DATA_DIR = Path("data")
OUT_DIR  = Path("outputs"); OUT_DIR.mkdir(exist_ok=True, parents=True)

START_DATE = "2019-01-01"
END_DATE   = "2024-12-01"

np.random.seed(42)


In [None]:
# -- 1) Load curated data (sample) --
# Expected columns in sample_trade.csv: Period, exports, imports, total_trade, trade_balance, text
trade = pd.read_csv(DATA_DIR / "sample_trade.csv")
trade["Date"] = pd.to_datetime(trade["Period"])  # YYYY-MM
trade = trade.set_index("Date").sort_index()

# Base monthly frame in the requested window
base = prepare_base_frame(start=START_DATE, end=END_DATE)

# Join demo trade features
for col in ["exports","imports","total_trade","trade_balance"]:
    if col in trade.columns:
        base[f"{col}_trade"] = trade[col].astype(float)

# If you have other external sources in the showcase (optional), join them here similarly.
base = base.sort_index()
base.head()


In [None]:
# -- 2) Add calendar features (sin/cos month, policy dummy) --
base = add_temporal_features(base)
base.head()


In [None]:
# -- 3) Stand-in TimeGAN (market) & VAE (regulated) signals --
# These are *light* synthetic generators that mimic the shape/role of your models,
# so the notebook runs in seconds. Replace with real TimeGAN/VAE calls in your private repo.

market_cols = ["AsiaPacific", "AsiaPacific_rescaled", "AirFreightRate_Weekly", "AirFreightRate_Annual"]
reg_cols    = ["ron95","ron97","diesel","diesel_eastmsia"]

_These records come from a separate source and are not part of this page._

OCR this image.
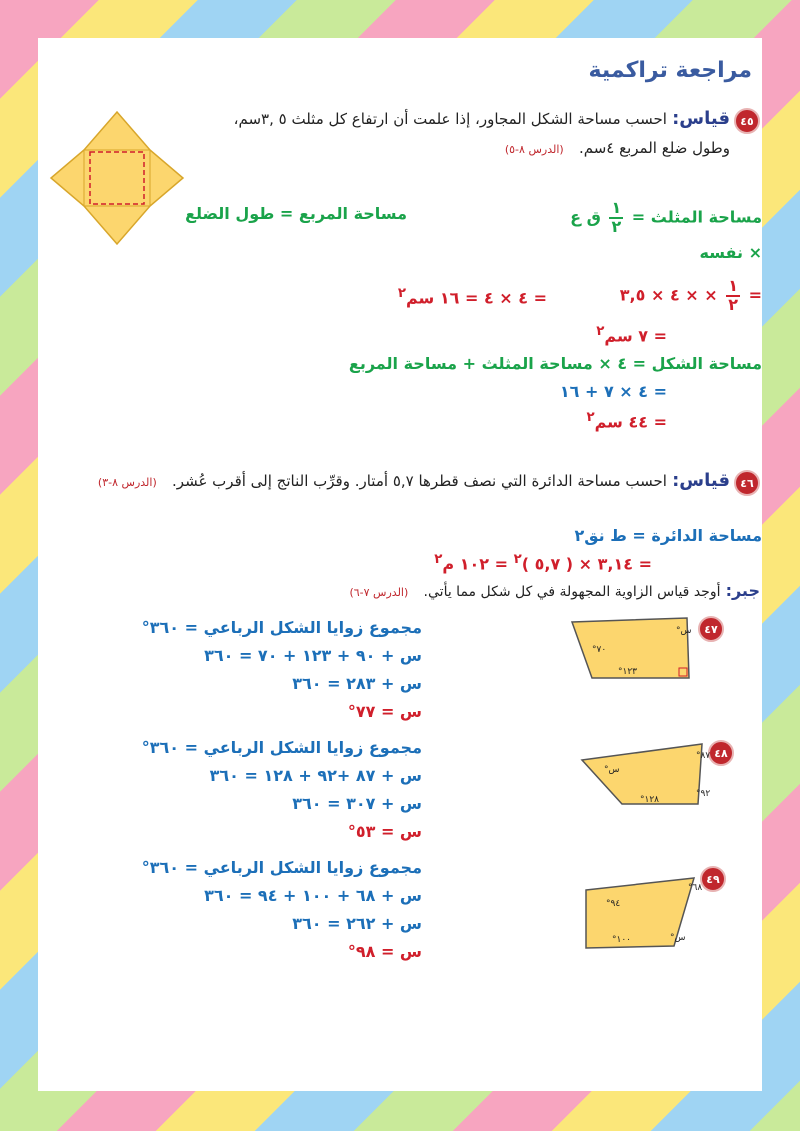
مراجعة تراكمية
٤٥
قياس: احسب مساحة الشكل المجاور، إذا علمت أن ارتفاع كل مثلث ٥ ,٣سم،
وطول ضلع المربع ٤سم.   (الدرس ٨-٥)
مساحة المثلث =
$\frac{١}{٢}$
ق ع
مساحة المربع = طول الضلع
× نفسه
=
$\frac{١}{٢}$
× × ٤ × ٣,٥
= ٤ × ٤ = ١٦ سم$^٢$
= ٧ سم$^٢$
مساحة الشكل = ٤ × مساحة المثلث + مساحة المربع
= ٤ × ٧ + ١٦
= ٤٤ سم$^٢$
٤٦
قياس: احسب مساحة الدائرة التي نصف قطرها ٥,٧ أمتار. وقرِّب الناتج إلى أقرب عُشر.   (الدرس ٨-٣)
مساحة الدائرة = ط نق٢
= ٣,١٤ × ( ٥,٧ )$^٢$ = ١٠٢ م$^٢$
جبر: أوجد قياس الزاوية المجهولة في كل شكل مما يأتي.   (الدرس ٧-٦)
٤٧
س°
٧٠°
١٢٣°
مجموع زوايا الشكل الرباعي = ٣٦٠°
س + ٩٠ + ١٢٣ + ٧٠ = ٣٦٠
س + ٢٨٣ = ٣٦٠
س = ٧٧°
٤٨
س°
٨٧°
٩٢°
١٢٨°
مجموع زوايا الشكل الرباعي = ٣٦٠°
س + ٨٧ +٩٢ + ١٢٨ = ٣٦٠
س + ٣٠٧ = ٣٦٠
س = ٥٣°
٤٩
٦٨°
٩٤°
١٠٠°	س°
مجموع زوايا الشكل الرباعي = ٣٦٠°
س + ٦٨ + ١٠٠ + ٩٤ = ٣٦٠
س + ٢٦٢ = ٣٦٠
س = ٩٨°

market_synth = standin_timegan_market(base.index, market_cols)
reg_synth    = standin_vae_regulated(base.index, reg_cols)

market_synth.head(), reg_synth.head()


In [None]:
# -- 4) Assemble full feature matrix for SCSI (includes trade and calendar) --
X = assemble_feature_matrix(base, market_synth, reg_synth)
X.head()


In [None]:
# -- 5) PCA → SCSI (1D) with orientation safeguard --
scsi_df, pca, scaler, flipped = compute_scsi_pca(X)

print(f"Explained variance (PC1): {pca.explained_variance_ratio_[0]:.3f}")
print(f"Orientation flipped: {flipped}")
scsi_df.head()


In [None]:
# -- 6) Plot & save --
figpath = OUT_DIR / "scsi_timeseries_demo.png"
plot_scsi(scsi_df, save_path=figpath)
figpath


## Notes
- This is the **showcase** version: fast to run; minimal deps.
- To plug back true **TimeGAN** and **VAE**:
  - Replace `standin_timegan_market()` with trained TimeGAN inference.
  - Replace `standin_vae_regulated()` with VAE inference.
  - Keep `assemble_feature_matrix()` and `compute_scsi_pca()` identical.